Louis, the man in the back seat next to English, said, “I like your style.”

“You think I wouldn’t? I’ll do it right now, you want me to show you?”

“Yeah, right,” Louis said.

“Okay.” The tires cried as the driver slammed on the brakes, and grated as they bit the gravel shoulder. “Okay. Right now.” But the car regained the highway without stopping.

“Shit. Jambo,” Louis said.

“Fuck I wouldn’t.”

“Just drive right.”

“You think I don’t know how to drive?”

“Okay.”

“No. No. I’m asking you.”

“Okay. Okay.”

“Hang on, man. I know how to drive. See this?” Jambo wiggled the steering wheel. “That’s how you drive, brother.”

“That ain’t how I drive,” Louis said. “I do it much different.”

“Hey, listen, man,” Jambo said. “Okay. What about the time I took you to the fucking Zone to cop and you said you were gonna turn me on because it was my wheels, man, and I skipped work, man—”

“Okay. Jesus Christ.”

“I risked my parole for you, man, because you said you were so fucking sick—”

“I told you, I appreciate it,” Louis said.

“And then, hey, listen”—he seemed to be talking to English—“I’m sitting there in the car and the place is hotter than shit, which nobody mentioned, this fucker here never told me the Man’s cruising by every two seconds, I’m on parole, not even supposed to leave Newton: two! hours I’m fucking sitting there pissing my pants. And then so this cocksucker comes out finally, this cock sucker, he comes staggering out with his eyes pinned and like fucking puke all down his shirt, man, and says”—Jambo affected deep, moronic tones—“ Hey, man, like Jesus the fuckers fried me, man, but I did you a big fucking favor, man — tell this guy what you gave me, Louis. Come on, you think you’re such a fucking saint.”

“Oh, shit, never mind. I told you—”

“This tiny little fucking glassine envelope with fucking dust, you know little bits of dust stuck in the corners, man — I mean he shoulda throwed it in the trash, right? Dust, man. Two hours and he brings me the garb age after he shoots his arm full. You gave me dust. I risked pa role.”

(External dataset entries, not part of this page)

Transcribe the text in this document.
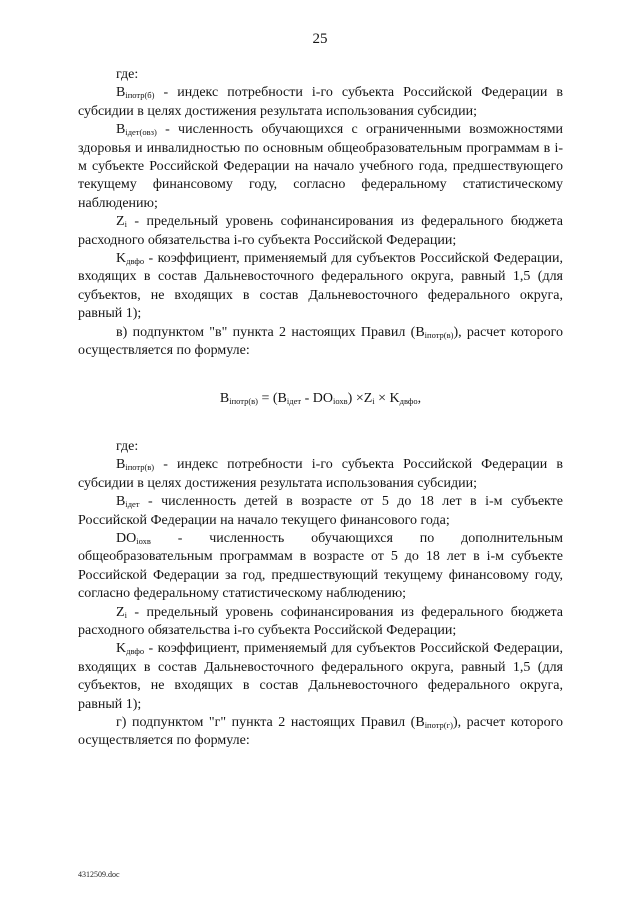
25

где:

$B_{iпотр(б)}$ - индекс потребности i-го субъекта Российской Федерации в субсидии в целях достижения результата использования субсидии;

$B_{iдет(овз)}$ - численность обучающихся с ограниченными возможностями здоровья и инвалидностью по основным общеобразовательным программам в i-м субъекте Российской Федерации на начало учебного года, предшествующего текущему финансовому году, согласно федеральному статистическому наблюдению;

$Z_i$ - предельный уровень софинансирования из федерального бюджета расходного обязательства i-го субъекта Российской Федерации;

$K_{двфо}$ - коэффициент, применяемый для субъектов Российской Федерации, входящих в состав Дальневосточного федерального округа, равный 1,5 (для субъектов, не входящих в состав Дальневосточного федерального округа, равный 1);

в) подпунктом "в" пункта 2 настоящих Правил $(B_{iпотр(в)})$, расчет которого осуществляется по формуле:

$B_{iпотр(в)} = (B_{iдет} - DO_{iохв}) \times Z_i \times K_{двфо}$,

где:

$B_{iпотр(в)}$ - индекс потребности i-го субъекта Российской Федерации в субсидии в целях достижения результата использования субсидии;

$B_{iдет}$ - численность детей в возрасте от 5 до 18 лет в i-м субъекте Российской Федерации на начало текущего финансового года;

$DO_{iохв}$ - численность обучающихся по дополнительным общеобразовательным программам в возрасте от 5 до 18 лет в i-м субъекте Российской Федерации за год, предшествующий текущему финансовому году, согласно федеральному статистическому наблюдению;

$Z_i$ - предельный уровень софинансирования из федерального бюджета расходного обязательства i-го субъекта Российской Федерации;

$K_{двфо}$ - коэффициент, применяемый для субъектов Российской Федерации, входящих в состав Дальневосточного федерального округа, равный 1,5 (для субъектов, не входящих в состав Дальневосточного федерального округа, равный 1);

г) подпунктом "г" пункта 2 настоящих Правил $(B_{iпотр(г)})$, расчет которого осуществляется по формуле:

4312509.doc
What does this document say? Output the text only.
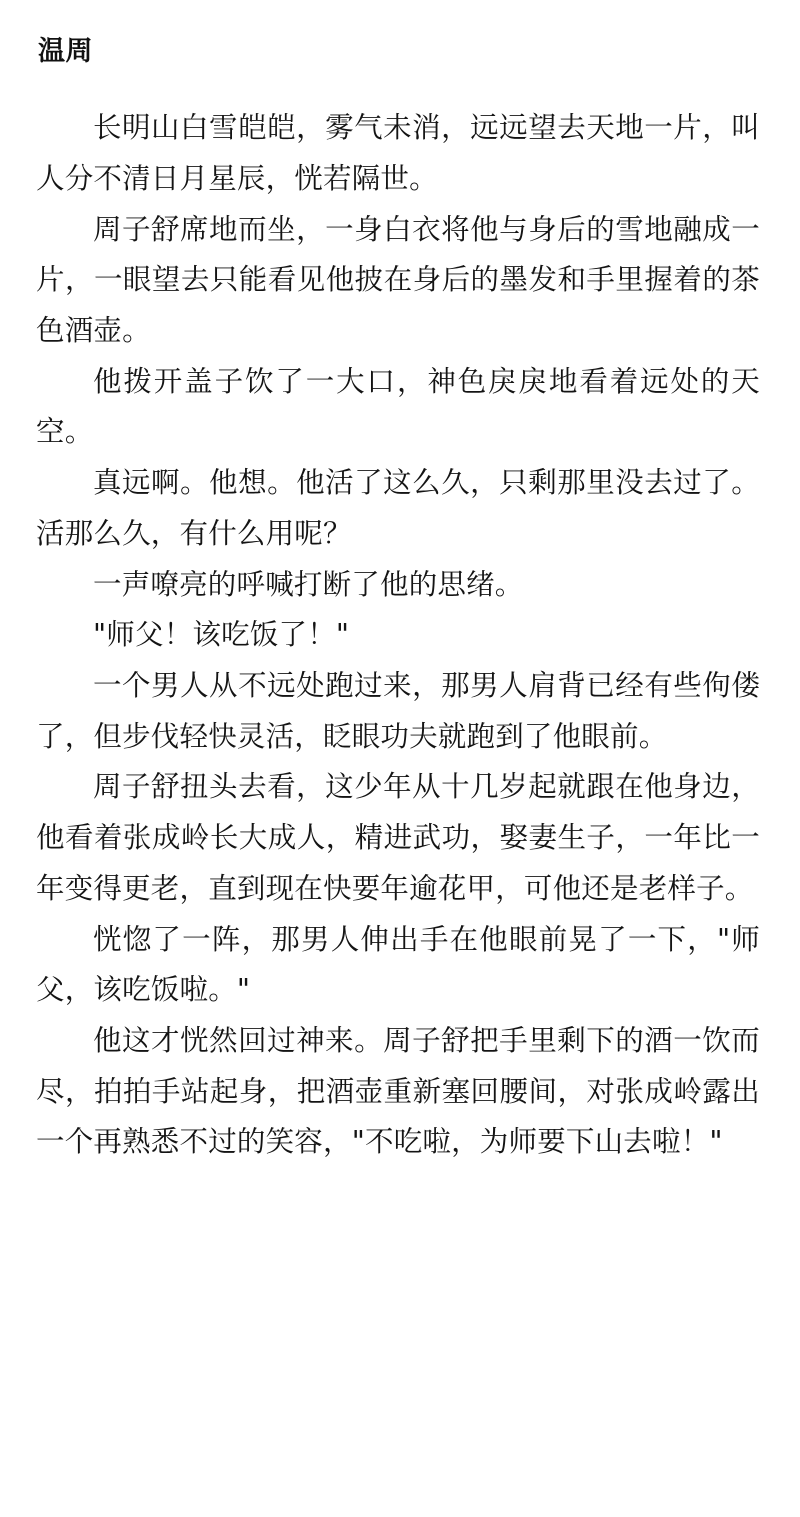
温周

长明山白雪皑皑，雾气未消，远远望去天地一片，叫人分不清日月星辰，恍若隔世。

周子舒席地而坐，一身白衣将他与身后的雪地融成一片，一眼望去只能看见他披在身后的墨发和手里握着的茶色酒壶。

他拨开盖子饮了一大口，神色戾戾地看着远处的天空。

真远啊。他想。他活了这么久，只剩那里没去过了。活那么久，有什么用呢？

一声嘹亮的呼喊打断了他的思绪。

"师父！该吃饭了！"

一个男人从不远处跑过来，那男人肩背已经有些佝偻了，但步伐轻快灵活，眨眼功夫就跑到了他眼前。

周子舒扭头去看，这少年从十几岁起就跟在他身边，他看着张成岭长大成人，精进武功，娶妻生子，一年比一年变得更老，直到现在快要年逾花甲，可他还是老样子。

恍惚了一阵，那男人伸出手在他眼前晃了一下，"师父，该吃饭啦。"

他这才恍然回过神来。周子舒把手里剩下的酒一饮而尽，拍拍手站起身，把酒壶重新塞回腰间，对张成岭露出一个再熟悉不过的笑容，"不吃啦，为师要下山去啦！"
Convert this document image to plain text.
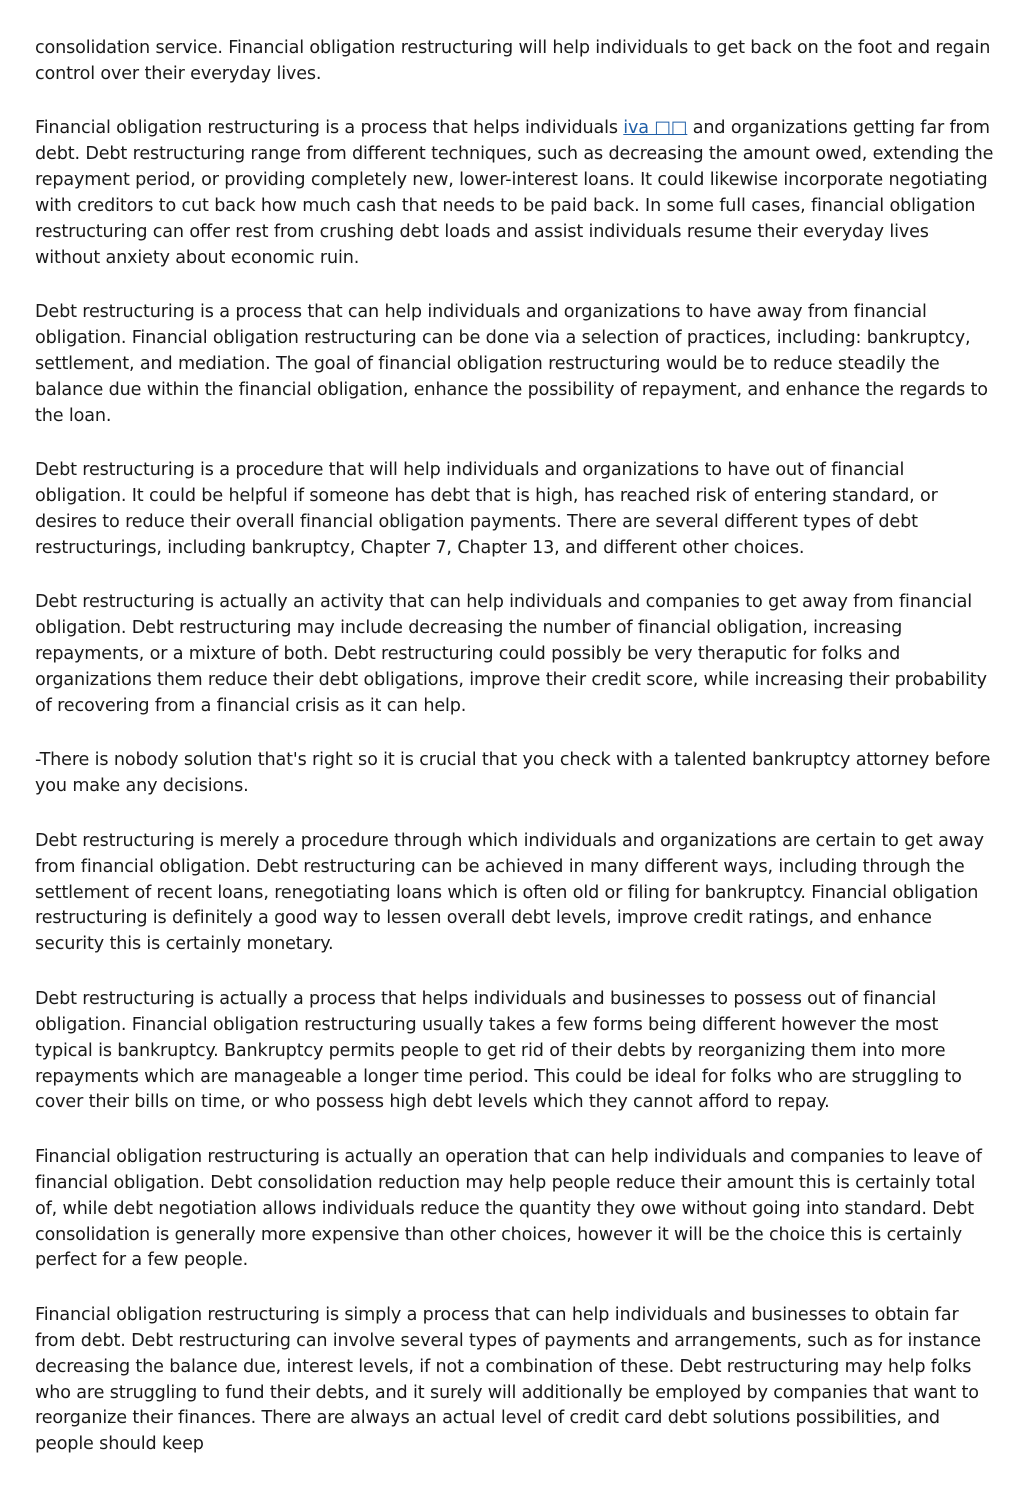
consolidation service. Financial obligation restructuring will help individuals to get back on the foot and regain control over their everyday lives.

Financial obligation restructuring is a process that helps individuals iva □□ and organizations getting far from debt. Debt restructuring range from different techniques, such as decreasing the amount owed, extending the repayment period, or providing completely new, lower-interest loans. It could likewise incorporate negotiating with creditors to cut back how much cash that needs to be paid back. In some full cases, financial obligation restructuring can offer rest from crushing debt loads and assist individuals resume their everyday lives without anxiety about economic ruin.

Debt restructuring is a process that can help individuals and organizations to have away from financial obligation. Financial obligation restructuring can be done via a selection of practices, including: bankruptcy, settlement, and mediation. The goal of financial obligation restructuring would be to reduce steadily the balance due within the financial obligation, enhance the possibility of repayment, and enhance the regards to the loan.

Debt restructuring is a procedure that will help individuals and organizations to have out of financial obligation. It could be helpful if someone has debt that is high, has reached risk of entering standard, or desires to reduce their overall financial obligation payments. There are several different types of debt restructurings, including bankruptcy, Chapter 7, Chapter 13, and different other choices.

Debt restructuring is actually an activity that can help individuals and companies to get away from financial obligation. Debt restructuring may include decreasing the number of financial obligation, increasing repayments, or a mixture of both. Debt restructuring could possibly be very theraputic for folks and organizations them reduce their debt obligations, improve their credit score, while increasing their probability of recovering from a financial crisis as it can help.

-There is nobody solution that's right so it is crucial that you check with a talented bankruptcy attorney before you make any decisions.

Debt restructuring is merely a procedure through which individuals and organizations are certain to get away from financial obligation. Debt restructuring can be achieved in many different ways, including through the settlement of recent loans, renegotiating loans which is often old or filing for bankruptcy. Financial obligation restructuring is definitely a good way to lessen overall debt levels, improve credit ratings, and enhance security this is certainly monetary.

Debt restructuring is actually a process that helps individuals and businesses to possess out of financial obligation. Financial obligation restructuring usually takes a few forms being different however the most typical is bankruptcy. Bankruptcy permits people to get rid of their debts by reorganizing them into more repayments which are manageable a longer time period. This could be ideal for folks who are struggling to cover their bills on time, or who possess high debt levels which they cannot afford to repay.

Financial obligation restructuring is actually an operation that can help individuals and companies to leave of financial obligation. Debt consolidation reduction may help people reduce their amount this is certainly total of, while debt negotiation allows individuals reduce the quantity they owe without going into standard. Debt consolidation is generally more expensive than other choices, however it will be the choice this is certainly perfect for a few people.

Financial obligation restructuring is simply a process that can help individuals and businesses to obtain far from debt. Debt restructuring can involve several types of payments and arrangements, such as for instance decreasing the balance due, interest levels, if not a combination of these. Debt restructuring may help folks who are struggling to fund their debts, and it surely will additionally be employed by companies that want to reorganize their finances. There are always an actual level of credit card debt solutions possibilities, and people should keep
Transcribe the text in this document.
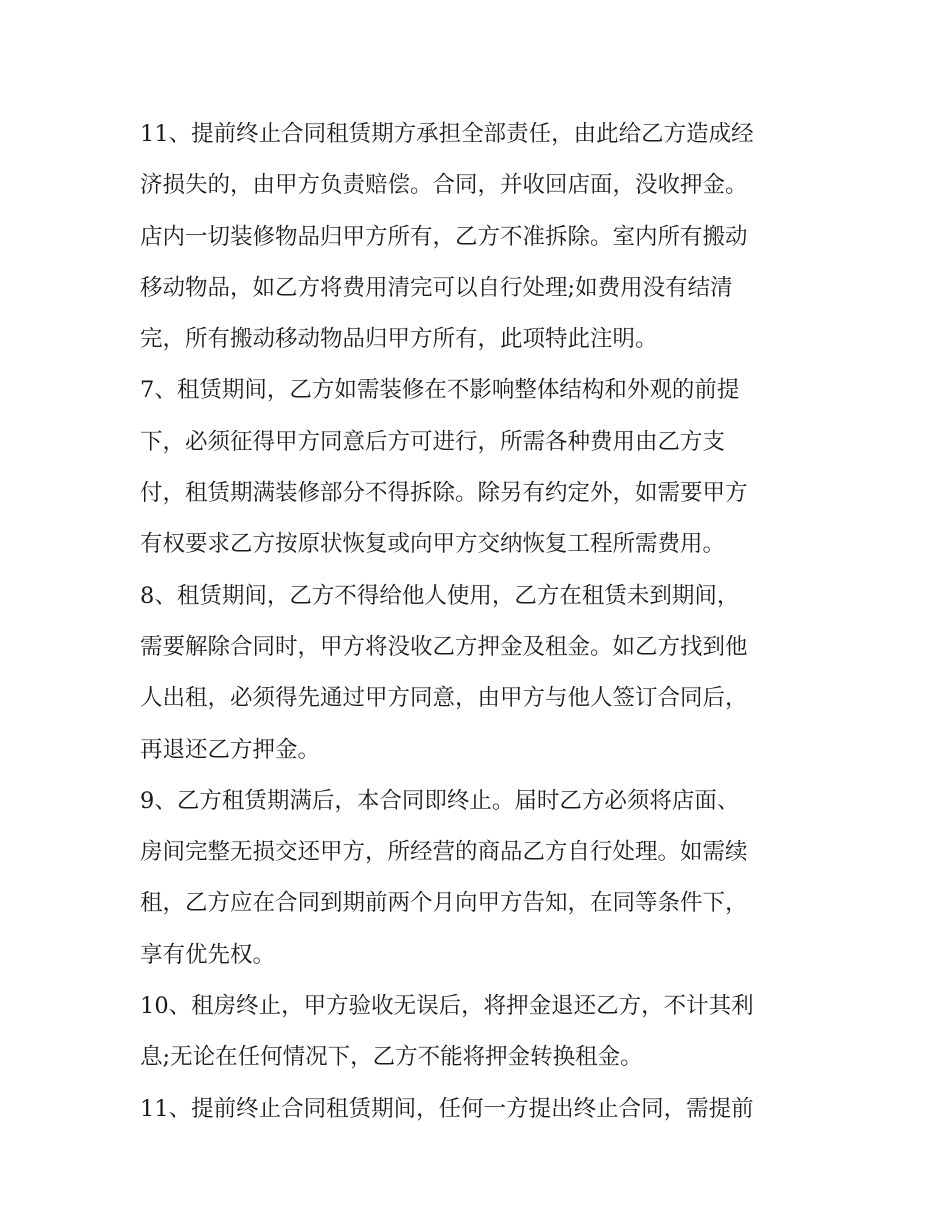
11、提前终止合同租赁期方承担全部责任，由此给乙方造成经
济损失的，由甲方负责赔偿。合同，并收回店面，没收押金。
店内一切装修物品归甲方所有，乙方不准拆除。室内所有搬动
移动物品，如乙方将费用清完可以自行处理;如费用没有结清
完，所有搬动移动物品归甲方所有，此项特此注明。
7、租赁期间，乙方如需装修在不影响整体结构和外观的前提
下，必须征得甲方同意后方可进行，所需各种费用由乙方支
付，租赁期满装修部分不得拆除。除另有约定外，如需要甲方
有权要求乙方按原状恢复或向甲方交纳恢复工程所需费用。
8、租赁期间，乙方不得给他人使用，乙方在租赁未到期间，
需要解除合同时，甲方将没收乙方押金及租金。如乙方找到他
人出租，必须得先通过甲方同意，由甲方与他人签订合同后，
再退还乙方押金。
9、乙方租赁期满后，本合同即终止。届时乙方必须将店面、
房间完整无损交还甲方，所经营的商品乙方自行处理。如需续
租，乙方应在合同到期前两个月向甲方告知，在同等条件下，
享有优先权。
10、租房终止，甲方验收无误后，将押金退还乙方，不计其利
息;无论在任何情况下，乙方不能将押金转换租金。
11、提前终止合同租赁期间，任何一方提出终止合同，需提前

“Hey, Jambo —listen to yourself.”

“And now you wanna pull this fucking bullshit, telling me you done me big fucking favors, man.”

“Do you hear yourself?” Louis said. “That’s all I have to say: Do you hear yourself.”

“Yeah, I hear myself.”

“Then that’s all I have to say,” Louis said.

Jambo turned around in English’s direction. His face was a darkness. But English had the impression that he was trying to communicate something out of his eyes.